Thursday, 08 October 2020 06:55

Award winner aims to put farmers in the clover

Written by  Nigel Malthus
Laura Keenan, second from left, receives the Kate Sheppard Memorial Trust Award at a recent ceremony in Christchurch, with city mayor Lianne Dalziel, left, Trust chair Karena Brown and ECan chair Jenny Hughey. Photo: Supplied. Laura Keenan, second from left, receives the Kate Sheppard Memorial Trust Award at a recent ceremony in Christchurch, with city mayor Lianne Dalziel, left, Trust chair Karena Brown and ECan chair Jenny Hughey. Photo: Supplied.

This year's Kate Sheppard Memorial Award recipient will support research to ultimately help New Zealand farmers choose forages for best production and drought resistance.

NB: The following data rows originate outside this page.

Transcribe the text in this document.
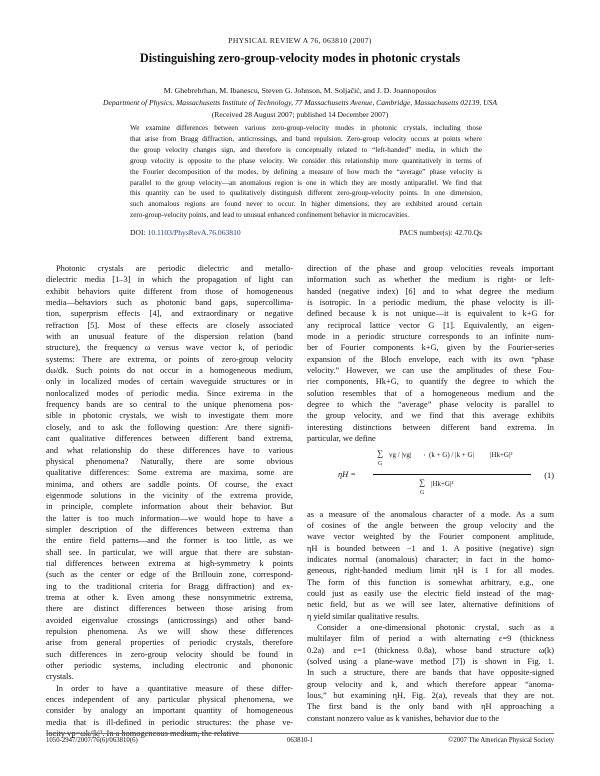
PHYSICAL REVIEW A 76, 063810 (2007)
Distinguishing zero-group-velocity modes in photonic crystals
M. Ghebrebrhan, M. Ibanescu, Steven G. Johnson, M. Soljačić, and J. D. Joannopoulos
Department of Physics, Massachusetts Institute of Technology, 77 Massachusetts Avenue, Cambridge, Massachusetts 02139, USA
(Received 28 August 2007; published 14 December 2007)
We examine differences between various zero-group-velocity modes in photonic crystals, including those
that arise from Bragg diffraction, anticrossings, and band repulsion. Zero-group velocity occurs at points where
the group velocity changes sign, and therefore is conceptually related to “left-handed” media, in which the
group velocity is opposite to the phase velocity. We consider this relationship more quantitatively in terms of
the Fourier decomposition of the modes, by defining a measure of how much the “average” phase velocity is
parallel to the group velocity—an anomalous region is one in which they are mostly antiparallel. We find that
this quantity can be used to qualitatively distinguish different zero-group-velocity points. In one dimension,
such anomalous regions are found never to occur. In higher dimensions, they are exhibited around certain
zero-group-velocity points, and lead to unusual enhanced confinement behavior in microcavities.
DOI: 10.1103/PhysRevA.76.063810	PACS number(s): 42.70.Qs
Photonic crystals are periodic dielectric and metallo-
dielectric media [1–3] in which the propagation of light can
exhibit behaviors quite different from those of homogeneous
media—behaviors such as photonic band gaps, supercollima-
tion, superprism effects [4], and extraordinary or negative
refraction [5]. Most of these effects are closely associated
with an unusual feature of the dispersion relation (band
structure), the frequency ω versus wave vector k, of periodic
systems: There are extrema, or points of zero-group velocity
dω/dk. Such points do not occur in a homogeneous medium,
only in localized modes of certain waveguide structures or in
nonlocalized modes of periodic media. Since extrema in the
frequency bands are so central to the unique phenomena pos-
sible in photonic crystals, we wish to investigate them more
closely, and to ask the following question: Are there signifi-
cant qualitative differences between different band extrema,
and what relationship do these differences have to various
physical phenomena? Naturally, there are some obvious
qualitative differences: Some extrema are maxima, some are
minima, and others are saddle points. Of course, the exact
eigenmode solutions in the vicinity of the extrema provide,
in principle, complete information about their behavior. But
the latter is too much information—we would hope to have a
simpler description of the differences between extrema than
the entire field patterns—and the former is too little, as we
shall see. In particular, we will argue that there are substan-
tial differences between extrema at high-symmetry k points
(such as the center or edge of the Brillouin zone, correspond-
ing to the traditional criteria for Bragg diffraction) and ex-
trema at other k. Even among these nonsymmetric extrema,
there are distinct differences between those arising from
avoided eigenvalue crossings (anticrossings) and other band-
repulsion phenomena. As we will show these differences
arise from general properties of periodic crystals, therefore
such differences in zero-group velocity should be found in
other periodic systems, including electronic and phononic
crystals.
In order to have a quantitative measure of these differ-
ences independent of any particular physical phenomena, we
consider by analogy an important quantity of homogeneous
media that is ill-defined in periodic structures: the phase ve-
locity vp=ωk/|k|². In a homogeneous medium, the relative
direction of the phase and group velocities reveals important
information such as whether the medium is right- or left-
handed (negative index) [6] and to what degree the medium
is isotropic. In a periodic medium, the phase velocity is ill-
defined because k is not unique—it is equivalent to k+G for
any reciprocal lattice vector G [1]. Equivalently, an eigen-
mode in a periodic structure corresponds to an infinite num-
ber of Fourier components k+G, given by the Fourier-series
expansion of the Bloch envelope, each with its own “phase
velocity.” However, we can use the amplitudes of these Fou-
rier components, Hk+G, to quantify the degree to which the
solution resembles that of a homogeneous medium and the
degree to which the “average” phase velocity is parallel to
the group velocity, and we find that this average exhibits
interesting distinctions between different band extrema. In
particular, we define
as a measure of the anomalous character of a mode. As a sum
of cosines of the angle between the group velocity and the
wave vector weighted by the Fourier component amplitude,
ηH is bounded between −1 and 1. A positive (negative) sign
indicates normal (anomalous) character; in fact in the homo-
geneous, right-handed medium limit ηH is 1 for all modes.
The form of this function is somewhat arbitrary, e.g., one
could just as easily use the electric field instead of the mag-
netic field, but as we will see later, alternative definitions of
η yield similar qualitative results.
Consider a one-dimensional photonic crystal, such as a
multilayer film of period a with alternating ε=9 (thickness
0.2a) and ε=1 (thickness 0.8a), whose band structure ω(k)
(solved using a plane-wave method [7]) is shown in Fig. 1.
In such a structure, there are bands that have opposite-signed
group velocity and k, and which therefore appear “anoma-
lous,” but examining ηH, Fig. 2(a), reveals that they are not.
The first band is the only band with ηH approaching a
constant nonzero value as k vanishes, behavior due to the
ηH =
∑
G
vg / |vg| · (k + G) / |k + G| |Hk+G|²
∑
G
|Hk+G|²
(1)
1050-2947/2007/76(6)/063810(6)	063810-1	©2007 The American Physical Society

Twenty-eight year old Laura Keenan picked up the 2020 award for her PhD research into yield prediction tools for a national forage database. Named in honour of the women’s suffrage pioneer Kate Sheppard, the award aims to support a woman in further education, study, research or training, in areas which are of value to New Zealand.

Keenan’s research is part of the Hill Country Futures Project aimed at collating both published and non-published data around non-traditional forages – either as mixes or monocultures in pasture. She is looking specifically at plantain as well as white and red clover.

“That’s all I could fit into my PhD, but my colleagues at Lincoln University are working on other species so that there is a full data set,” she told Rural News. “Essentially there will be a whole lot more information for farmers around alternative forages to perennial ryegrass and white clover.” 

Keenan acknowledges that red and white clover have been around for a long time, and plantains have been getting a lot of traction recently, particularly on dairy farms. 

However, she believes what’s been missing is a lot of collaboration in getting data out to the industry. 

“That’s where my project is great because it’s working in a collaborative fashion with the Crown Research Institutes, with the educational institutes like Massey and Lincoln and then also working with commercial companies to compile national datasets,” she explains.
“They have a whole lot of reliability because there is so much data sitting behind them. But they haven’t been collaborated in a way which is really farmer-friendly so that’s what I’m trying to do – gather all that data into one place so that farmers can have some reliability about the decisions that they’re making.”

The project is looking primarily at sheep and beef and dairy systems, throughout all regions and environments.

Keenan says the data will be “ground-truthed” against abiotic factors such as climate and water. 

“When you’re thinking about farming and the different things you can do to enhance the farm bottom line, forages play a huge part in that in terms of return on investment,” she told Rural News.

“The national forage database will enable farmers to make a whole lot better decisions when it comes to incorporating these species on farm.”

A continuing high achiever

Raised in Southland, Laura Keenan graduated with Honours in Agricultural Science from Lincoln University in 2014. 

She worked as an environmental consultant in Canterbury for three years and then joined seed company Agricom, as territory manager for the Western North Island, based in Palmerston North. She started her three-year PhD programme in June, dividing her time between Lincoln and her home, which is now a farm near Feilding.

Keenan is a member of the Central Districts NZIPIM branch and was named that organisation’s Emerging Rural Professional of the year in 2017. She used that prize package to successfully complete a Kellogg Rural Leadership Program in 2019.

Keenan is also on the New Zealand Grassland Association executive committee and is one of the founders of the Women in Agribusiness initiative.

“I am privileged and humbled to receive the award (Kate Sheppard), which takes the form of a $3000 grant,” she told Rural News.

Trust chair Karena Brown said it was very pleased to be able to assist talented women achieve their dreams. 

“Given the importance of food production around the world, the research being undertaken by this year’s recipient will be very important not only to New Zealand but to overseas as well. We are sure that Kate Sheppard would be proud to lend her name to such a worthwhile area of study.”